Thursday, May 1, 2008

There is no Sunni Shii Divide

http://www.csmonitor.com/2008/0501/p01s03-wome.html?page=1

The Christian Science Monitor published an article about a recent debate in Qatar on the 'Sunni Shii Divide,' or lack thereof. It will be broadcast on BBC on May 3rd and 4th.

I love that this argument is getting press. It is important to understand that Sunni and Shii have lived side by side in the Middle East for centuries. Meaning in the Safavid and Ottoman Empire, in Iran and Iraq, and in neighborhoods, marrying one another. 1 in every 3 marriages in Iraq is mixed. What does that tell you? While yes, there have been conflicts and skirmishes, it was never because of religious quarrels or differences, it was about power and politics, land and water, expanding empires with competeting interests in Baghdad, and the Shatt al Arab; there has been much more sharing and intermingling between these groups than conflict. I guarantee, very few people were talking about who was a Sunni and who was a Shii in the time of the Ottoman Empire. They were just all MUSLIMS. I also doubt many people, except Saddam Hussein, talked about it in Iraq before the invasion.

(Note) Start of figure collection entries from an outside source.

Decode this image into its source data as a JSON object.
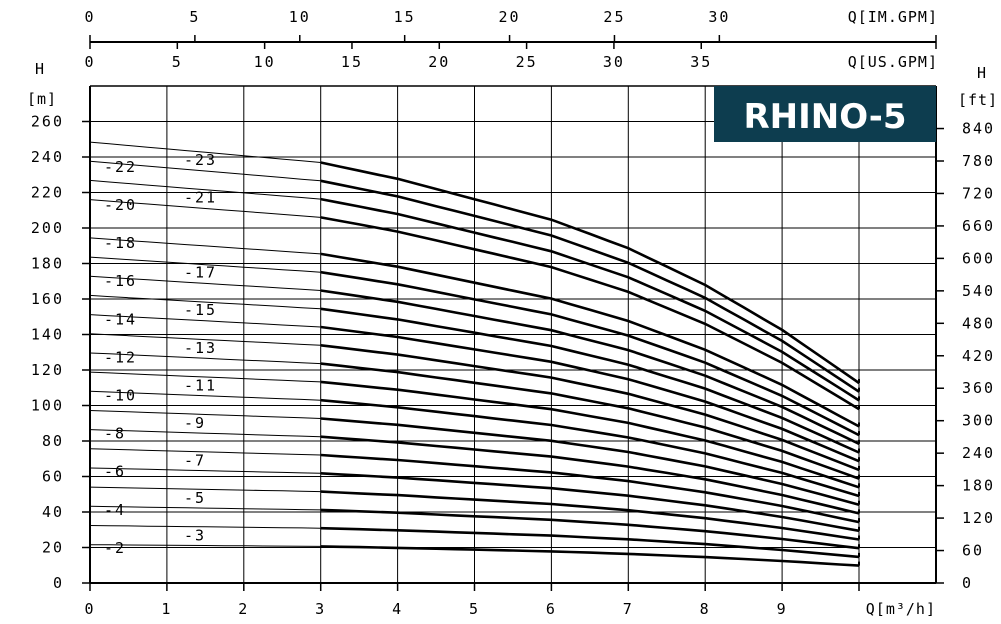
{
  "chart_data": {
    "type": "line",
    "title": "RHINO-5",
    "badge_color": "#0d3d4f",
    "line_color": "#000000",
    "grid": true,
    "xlabel": "Q[m³/h]",
    "ylabel_left": "H",
    "ylabel_left_unit": "[m]",
    "ylabel_right": "H",
    "ylabel_right_unit": "[ft]",
    "xlim": [
      0,
      11
    ],
    "ylim": [
      0,
      280
    ],
    "x_ticks": [
      "0",
      "1",
      "2",
      "3",
      "4",
      "5",
      "6",
      "7",
      "8",
      "9"
    ],
    "y_ticks_m": [
      "0",
      "20",
      "40",
      "60",
      "80",
      "100",
      "120",
      "140",
      "160",
      "180",
      "200",
      "220",
      "240",
      "260"
    ],
    "y_ticks_ft": [
      "0",
      "60",
      "120",
      "180",
      "240",
      "300",
      "360",
      "420",
      "480",
      "540",
      "600",
      "660",
      "720",
      "780",
      "840"
    ],
    "top_axis_im_gpm": {
      "label": "Q[IM.GPM]",
      "ticks": [
        "0",
        "5",
        "10",
        "15",
        "20",
        "25",
        "30"
      ]
    },
    "top_axis_us_gpm": {
      "label": "Q[US.GPM]",
      "ticks": [
        "0",
        "5",
        "10",
        "15",
        "20",
        "25",
        "30",
        "35"
      ]
    },
    "recommended_range": [
      3,
      10
    ],
    "per_stage_curve": {
      "q": [
        0,
        3,
        4,
        5,
        6,
        7,
        8,
        9,
        10
      ],
      "h": [
        10.8,
        10.3,
        9.9,
        9.4,
        8.9,
        8.2,
        7.3,
        6.2,
        4.9
      ]
    },
    "series": [
      {
        "name": "-2",
        "stages": 2
      },
      {
        "name": "-3",
        "stages": 3
      },
      {
        "name": "-4",
        "stages": 4
      },
      {
        "name": "-5",
        "stages": 5
      },
      {
        "name": "-6",
        "stages": 6
      },
      {
        "name": "-7",
        "stages": 7
      },
      {
        "name": "-8",
        "stages": 8
      },
      {
        "name": "-9",
        "stages": 9
      },
      {
        "name": "-10",
        "stages": 10
      },
      {
        "name": "-11",
        "stages": 11
      },
      {
        "name": "-12",
        "stages": 12
      },
      {
        "name": "-13",
        "stages": 13
      },
      {
        "name": "-14",
        "stages": 14
      },
      {
        "name": "-15",
        "stages": 15
      },
      {
        "name": "-16",
        "stages": 16
      },
      {
        "name": "-17",
        "stages": 17
      },
      {
        "name": "-18",
        "stages": 18
      },
      {
        "name": "-20",
        "stages": 20
      },
      {
        "name": "-21",
        "stages": 21
      },
      {
        "name": "-22",
        "stages": 22
      },
      {
        "name": "-23",
        "stages": 23
      }
    ]
  }
}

What people absolutely FAIL to understand, is that even though Saddam persecuted and massacred Shii, that does NOT mean that the average 'Sunni' Iraq disliked Shii. Saddam was a secular man who used a Sunni identity to oppress the majority 'Shii' population to keep himself in power. Iraqis under Saddam were so far removed from their government - they did not participate in politics and in society. They could not have been more distant from Saddam's policies. It is similar to the idea that just because someone was a Baathist did not mean they subscribed to Saddam's policies. They joined because if they did not, they would be jailed. Teachers, for example, joined to keep their jobs and receive salary increases.

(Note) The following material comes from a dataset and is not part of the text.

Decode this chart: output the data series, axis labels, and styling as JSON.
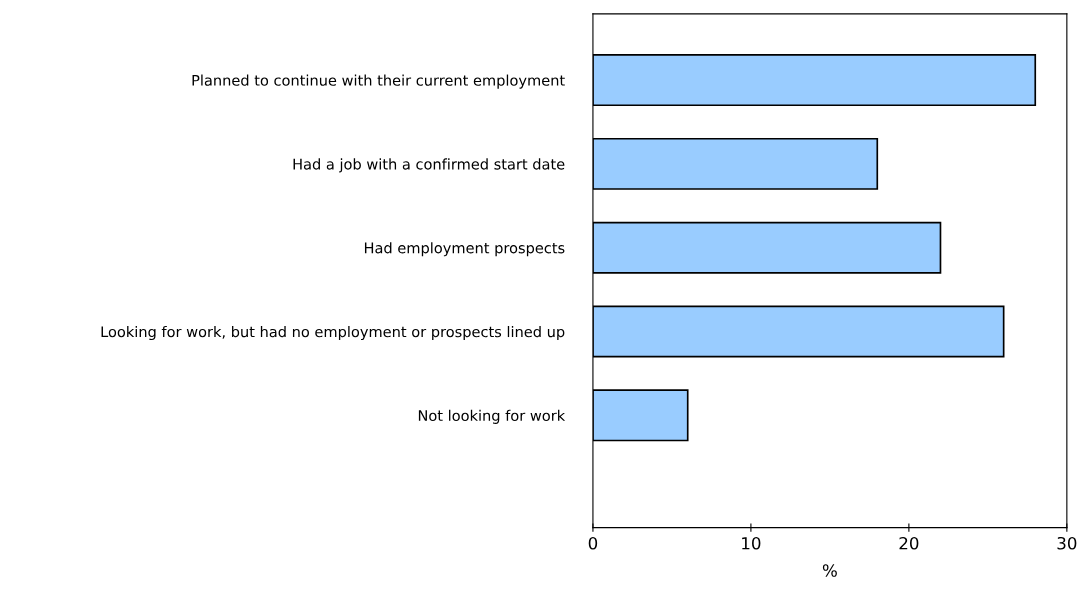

Sunni and Shii lived side by side in Iraq before the invasion. They married one another. They lived in the same neighborhoods. In the same homes. Many probably did not even know their own neighbors' religious affiliation byond being Muslim or Christian.

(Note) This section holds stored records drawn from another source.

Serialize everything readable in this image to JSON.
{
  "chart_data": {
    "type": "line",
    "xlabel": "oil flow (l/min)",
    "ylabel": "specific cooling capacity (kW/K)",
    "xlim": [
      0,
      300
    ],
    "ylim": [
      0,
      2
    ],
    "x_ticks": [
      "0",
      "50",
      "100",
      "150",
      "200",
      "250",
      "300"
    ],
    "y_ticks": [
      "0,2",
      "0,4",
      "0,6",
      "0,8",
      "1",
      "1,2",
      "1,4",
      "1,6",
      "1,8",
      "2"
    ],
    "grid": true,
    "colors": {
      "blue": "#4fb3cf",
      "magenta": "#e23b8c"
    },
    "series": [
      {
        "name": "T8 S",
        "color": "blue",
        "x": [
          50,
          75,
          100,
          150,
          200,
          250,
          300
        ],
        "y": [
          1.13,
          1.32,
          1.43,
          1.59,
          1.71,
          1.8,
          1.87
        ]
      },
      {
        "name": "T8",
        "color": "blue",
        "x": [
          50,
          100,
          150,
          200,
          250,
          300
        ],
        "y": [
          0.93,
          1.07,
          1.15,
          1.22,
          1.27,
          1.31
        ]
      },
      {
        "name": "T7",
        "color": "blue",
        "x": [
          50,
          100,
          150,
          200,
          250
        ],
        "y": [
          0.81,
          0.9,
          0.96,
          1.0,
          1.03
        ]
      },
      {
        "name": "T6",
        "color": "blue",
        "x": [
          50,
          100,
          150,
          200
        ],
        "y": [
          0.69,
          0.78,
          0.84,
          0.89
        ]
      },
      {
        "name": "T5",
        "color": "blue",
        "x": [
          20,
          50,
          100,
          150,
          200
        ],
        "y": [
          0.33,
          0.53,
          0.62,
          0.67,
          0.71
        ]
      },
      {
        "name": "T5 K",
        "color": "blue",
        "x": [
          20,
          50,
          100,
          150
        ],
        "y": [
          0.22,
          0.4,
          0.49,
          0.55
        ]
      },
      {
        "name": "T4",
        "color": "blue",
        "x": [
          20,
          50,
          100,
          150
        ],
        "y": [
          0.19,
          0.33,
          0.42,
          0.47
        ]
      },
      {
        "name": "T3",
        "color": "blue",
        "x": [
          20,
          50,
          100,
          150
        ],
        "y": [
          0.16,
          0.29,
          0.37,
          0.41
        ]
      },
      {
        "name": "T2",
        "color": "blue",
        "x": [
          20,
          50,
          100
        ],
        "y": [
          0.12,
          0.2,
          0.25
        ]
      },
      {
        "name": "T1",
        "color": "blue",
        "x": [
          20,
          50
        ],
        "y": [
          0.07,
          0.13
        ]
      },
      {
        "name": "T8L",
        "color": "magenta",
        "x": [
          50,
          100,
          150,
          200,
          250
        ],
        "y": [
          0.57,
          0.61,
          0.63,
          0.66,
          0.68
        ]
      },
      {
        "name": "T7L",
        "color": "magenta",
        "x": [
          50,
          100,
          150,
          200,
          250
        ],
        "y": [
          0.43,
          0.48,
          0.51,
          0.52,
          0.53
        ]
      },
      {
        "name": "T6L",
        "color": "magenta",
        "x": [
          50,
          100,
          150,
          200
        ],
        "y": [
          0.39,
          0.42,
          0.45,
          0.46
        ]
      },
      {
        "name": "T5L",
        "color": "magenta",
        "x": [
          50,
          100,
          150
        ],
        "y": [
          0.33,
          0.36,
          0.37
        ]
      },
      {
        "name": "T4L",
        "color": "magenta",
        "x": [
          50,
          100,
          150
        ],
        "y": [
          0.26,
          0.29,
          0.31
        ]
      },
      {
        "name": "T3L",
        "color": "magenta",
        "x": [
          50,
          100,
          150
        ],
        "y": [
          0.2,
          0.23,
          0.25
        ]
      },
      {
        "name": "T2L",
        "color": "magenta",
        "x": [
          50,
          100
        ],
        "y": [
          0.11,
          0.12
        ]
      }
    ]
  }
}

My least favorite argument in the entire world about Iraq is: The calm before the invasion existed bc Saddam kept a tight lid on sectarianism. Sorry but BS. BSx500. This calm was not maintained because of the 'tight lid' Saddam kept on the population. There was nothing to keep a lid on.

The violence in Iraq today is due to the disbanding of the army and the US divide and rule political strategy after the invasion: Sunii, Shii, and Kurds will divide power, each in one main office. Why couldn't Iraqis have shared it?

While that division of power sounded so great to so many, it reminded me of the British strategy during the mandate system. (Whether US intentions were to divide and rule or not, that is what the US did.) After receiving the mandate to govern Iraq after the fall of the Ottoman Empire after WWI, the British included a portion of Kurdish population in the newly drawn Iraqi nation to prevent a strong united Iraqi government supported by a united Arab population. The British then encouraged feelings of Arab nationalism, which clearly would not settle well with Kurds. (This rise of ethnonationalism was new to the region; throughout the Ottoman Empire Kurds and Arabs lived side by side, both Muslims, both citizens of the Empire.) The British sought the divide the population by fomenting Arab and Kurds identities as antagonistic, just as they fomented hatred between the Muslim and Hindu population in India, between Jews and Palestinians in Palestine.

While US intentions may not have been to foment hatred between Sunni, Shii, and Kurds, their division of the population on ethnic and religious lines in a power and security vaccum they created did just that.